Question

The demand function is $x=\dfrac{24-2p}{3}$ where x is the number of units demanded and p is the price per unit. Find:
(i)The revenue function R in terms of p.
(ii)The price and the number of units demanded for which the revenue is maximum.

Answer 1

Here we have to find the revenue function in terms of p. As x is the number of units demanded and p is the price per unit given in the question. Revenue function will be equal to the product of the number of units demanded and price per unit. From there, we will get the revenue function in terms of p. Then we will find the value of p and x at which the revenue is maximum, we will differentiate the revenue function and equate it with zero to get the value of p and x. Also we will find the second order derivative of revenue function to be negative.
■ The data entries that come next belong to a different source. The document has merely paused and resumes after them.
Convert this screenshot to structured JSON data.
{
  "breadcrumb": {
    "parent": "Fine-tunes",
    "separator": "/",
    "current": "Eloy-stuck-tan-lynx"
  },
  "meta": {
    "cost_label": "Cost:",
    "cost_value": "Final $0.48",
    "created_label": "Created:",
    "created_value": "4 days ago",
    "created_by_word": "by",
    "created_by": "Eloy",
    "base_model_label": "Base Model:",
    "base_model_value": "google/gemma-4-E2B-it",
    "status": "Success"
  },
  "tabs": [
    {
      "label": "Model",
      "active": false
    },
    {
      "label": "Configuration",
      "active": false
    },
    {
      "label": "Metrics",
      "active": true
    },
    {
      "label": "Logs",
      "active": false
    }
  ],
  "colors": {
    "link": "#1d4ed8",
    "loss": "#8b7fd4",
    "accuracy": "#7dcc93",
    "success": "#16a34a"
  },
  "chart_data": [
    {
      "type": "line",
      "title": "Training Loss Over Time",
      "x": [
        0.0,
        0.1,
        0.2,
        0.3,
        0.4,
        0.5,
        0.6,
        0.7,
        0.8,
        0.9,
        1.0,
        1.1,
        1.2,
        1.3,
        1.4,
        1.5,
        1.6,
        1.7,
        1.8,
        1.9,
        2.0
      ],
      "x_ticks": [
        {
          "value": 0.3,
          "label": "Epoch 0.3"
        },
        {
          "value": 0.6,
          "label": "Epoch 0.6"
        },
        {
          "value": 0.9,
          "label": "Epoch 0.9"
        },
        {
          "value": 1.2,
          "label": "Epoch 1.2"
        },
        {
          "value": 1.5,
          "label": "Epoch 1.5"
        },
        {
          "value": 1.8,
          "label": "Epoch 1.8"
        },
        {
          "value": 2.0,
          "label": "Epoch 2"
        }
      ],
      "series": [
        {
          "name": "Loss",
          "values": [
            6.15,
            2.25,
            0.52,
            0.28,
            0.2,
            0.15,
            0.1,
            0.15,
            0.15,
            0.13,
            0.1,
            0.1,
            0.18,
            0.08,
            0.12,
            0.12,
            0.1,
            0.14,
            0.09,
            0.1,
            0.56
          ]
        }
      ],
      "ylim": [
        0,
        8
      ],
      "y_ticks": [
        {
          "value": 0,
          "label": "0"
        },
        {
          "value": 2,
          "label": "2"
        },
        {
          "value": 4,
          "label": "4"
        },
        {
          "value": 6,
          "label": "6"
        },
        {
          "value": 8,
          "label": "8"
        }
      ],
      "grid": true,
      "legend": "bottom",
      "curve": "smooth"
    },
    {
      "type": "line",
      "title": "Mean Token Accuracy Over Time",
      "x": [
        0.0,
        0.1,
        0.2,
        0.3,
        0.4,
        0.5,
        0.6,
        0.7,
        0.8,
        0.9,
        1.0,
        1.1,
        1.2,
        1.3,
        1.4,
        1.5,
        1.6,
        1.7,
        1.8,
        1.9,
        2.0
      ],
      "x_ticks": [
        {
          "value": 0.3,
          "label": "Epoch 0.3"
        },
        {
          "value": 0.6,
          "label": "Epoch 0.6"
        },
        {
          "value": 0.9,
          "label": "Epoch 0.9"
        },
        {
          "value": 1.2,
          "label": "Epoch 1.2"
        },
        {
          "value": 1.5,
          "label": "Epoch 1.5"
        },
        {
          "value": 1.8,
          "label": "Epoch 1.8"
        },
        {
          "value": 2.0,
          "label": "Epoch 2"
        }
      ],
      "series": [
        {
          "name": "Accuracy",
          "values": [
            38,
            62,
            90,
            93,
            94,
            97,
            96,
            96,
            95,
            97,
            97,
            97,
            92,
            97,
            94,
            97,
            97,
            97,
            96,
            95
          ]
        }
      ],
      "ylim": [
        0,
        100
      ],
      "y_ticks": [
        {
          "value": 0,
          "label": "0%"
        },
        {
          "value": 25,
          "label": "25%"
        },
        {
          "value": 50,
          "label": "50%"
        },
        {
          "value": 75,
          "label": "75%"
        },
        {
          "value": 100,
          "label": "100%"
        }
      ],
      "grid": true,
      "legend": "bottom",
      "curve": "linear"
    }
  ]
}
Complete step-by-step answer:
Given:
$x=\dfrac{24-2p}{3}$, here x is the number of units demanded and p is the price per unit.
We know the revenue function R is the product of the number of units demanded and price per unit.
Therefore,
$R=p.x$
Now, we will put the value of x here.
$R\left( p \right)=p.\left( \dfrac{24-2p}{3} \right)$
Multiplying the terms, we get
$\Rightarrow$ $R\left( p \right)=\dfrac{24p-2{{p}^{2}}}{3}$
We can also write the revenue function as;
$\Rightarrow$ $R\left( p \right)=8p-\dfrac{2}{3}{{p}^{2}}$
This is the required revenue function in terms of p.
Now, we have to find the value of price per unit i.e. p and number of units demanded i.e. x for which the revenue is maximum.
We will first differentiate the revenue function with respect to p.
$\Rightarrow$ $\dfrac{dR\left( p \right)}{dp}=\dfrac{d\left( 8p-\dfrac{2}{3}{{p}^{2}} \right)}{dp}$
$\Rightarrow$ $\dfrac{dR\left( p \right)}{dp}=8-\dfrac{4}{3}p$
Again differentiating with respect to p, we get
$\Rightarrow$ $\dfrac{d}{dp}\left( \dfrac{dR\left( p \right)}{dp} \right)=\dfrac{d}{dp}\left( 8-\dfrac{4}{3}p \right)$
$\Rightarrow$ $\dfrac{{{d}^{2}}R\left( p \right)}{d{{p}^{2}}}=-\dfrac{4}{3}<0$
Thus, revenue is maximum as the second order derivative of revenue is negative.
We will find the value of p now by equating the first order derivative of revenue with zero.
$\Rightarrow$ $\dfrac{dR\left( p \right)}{dp}=0$
$\Rightarrow$ $8-\dfrac{4}{3}p=0$
On further simplification, we get
$\Rightarrow$ $p=6$
We will put the value of p in the demand function.
$\Rightarrow$ $x=\dfrac{24-2\times 6}{3}$
Further simplifying the fraction, we get
$\Rightarrow$ $x=4$
Therefore, the price and the number of units demanded are 6 and 4 respectively for which the revenue is maximum.

Note: We have found the revenue function here. Revenue is defined as the total amount earned by the business entities by selling their products. Revenue is also defined as the sales by the business.
Revenue is equal to the product of the number of units sold and the price per unit.